Infine, con decreto del Presidente del Consiglio dei Ministri del 7 marzo 2007 si è stabilito che, a decorrere dall‘anno accademico 2006-2007, il trattamento economico relativo al contratto di formazione specialistica dei medici è costituito da una parte fissa lorda eguale per tutte le specializzazioni e per tutta la durata del corso e da una parte variabile lorda. La parte fissa annua lorda è determinata in € 22.700,00 per ciascun anno di formazione specialistica. La parte variabile annua lorda, calcolata in modo che non ecceda il 15% di quella fissa, è determinata in € 2.300,00 per ciascuno dei primi due anni di formazione specialistica, mentre per ciascuno dei successivi anni di formazione specialistica la stessa è determinata in € 3.300,00 annui lordi; oggi, dunque, è previsto un compenso da € 25.000,00 a € 26.000,00 annui contro la precedente "borsa" rimasta fissa negli anni ad € 11.598,33 cui vanno aggiunti anche gli oneri previdenziali a carico delle Aziende sanitarie ed i premi per la polizza per la responsabilità civile prima pagati direttamente dagli specializzandi ad ulteriore decurtazione della borsa di studio.
B) Dopo tale rapido excursus normativo, appare altresì opportuno ricordare che le direttive, ai sensi dell'art. 249 del Trattato CE, vincolano lo Stato membro cui sono rivolte, per quanto riguarda il risultato da raggiungere, senza incidere sulla competenza degli organi nazionali in merito alla forma ed ai mezzi necessari a raggiungere detto risultato.
L'adempimento degli obblighi conseguenti alla emanazione di direttive che vincolano la Repubblica italiana ad adottare provvedimenti di attuazione (art.1 comma 1 lett. a legge 9.3.1989 n.86) è rimesso in via generale alla adozione di uno strumento legislativo (d.d.l. di iniziativa governativa, che reca in allegato l'elenco delle direttive da attuare in via amministrativa), cd. "legge comunitaria", con il quale vengono individuate le direttive da attuare mediante conferimento al Governo di apposita delega legislativa.
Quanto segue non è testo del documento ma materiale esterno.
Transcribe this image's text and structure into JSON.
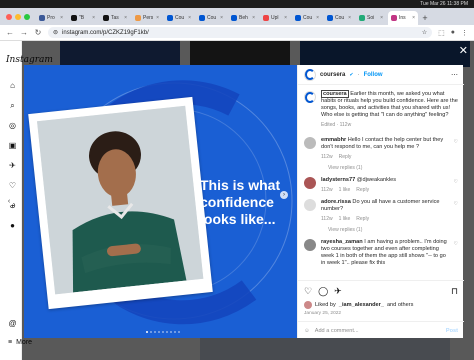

Le misure nazionali di attuazione delle direttive comunitarie devono essere adottate entro il termine fissato dalla stessa direttiva; in caso di inosservanza, gli Stati membri commettono una violazione che può dar luogo non solo ad un'azione per infrazione in ambito comunitario ai sensi dell'art.226 del Trattato ma anche ad azioni risarcitorie da parte dei singoli individui danneggiati.
La giurisprudenza della Corte di Giustizia ha precisato che, affinchè possa configurarsi un diritto al risarcimento del danno, devono verificarsi tre condizioni: 1) il risultato prescritto dalla direttiva deve implicare l'attribuzione di diritti a favore dei singoli; 2) il contenuto di tali diritti deve essere chiaramente individuabile sulla base delle disposizioni della direttiva; 3) deve esistere un nesso di causalità tra la violazione dello Stato ed il danno subito dal soggetto leso.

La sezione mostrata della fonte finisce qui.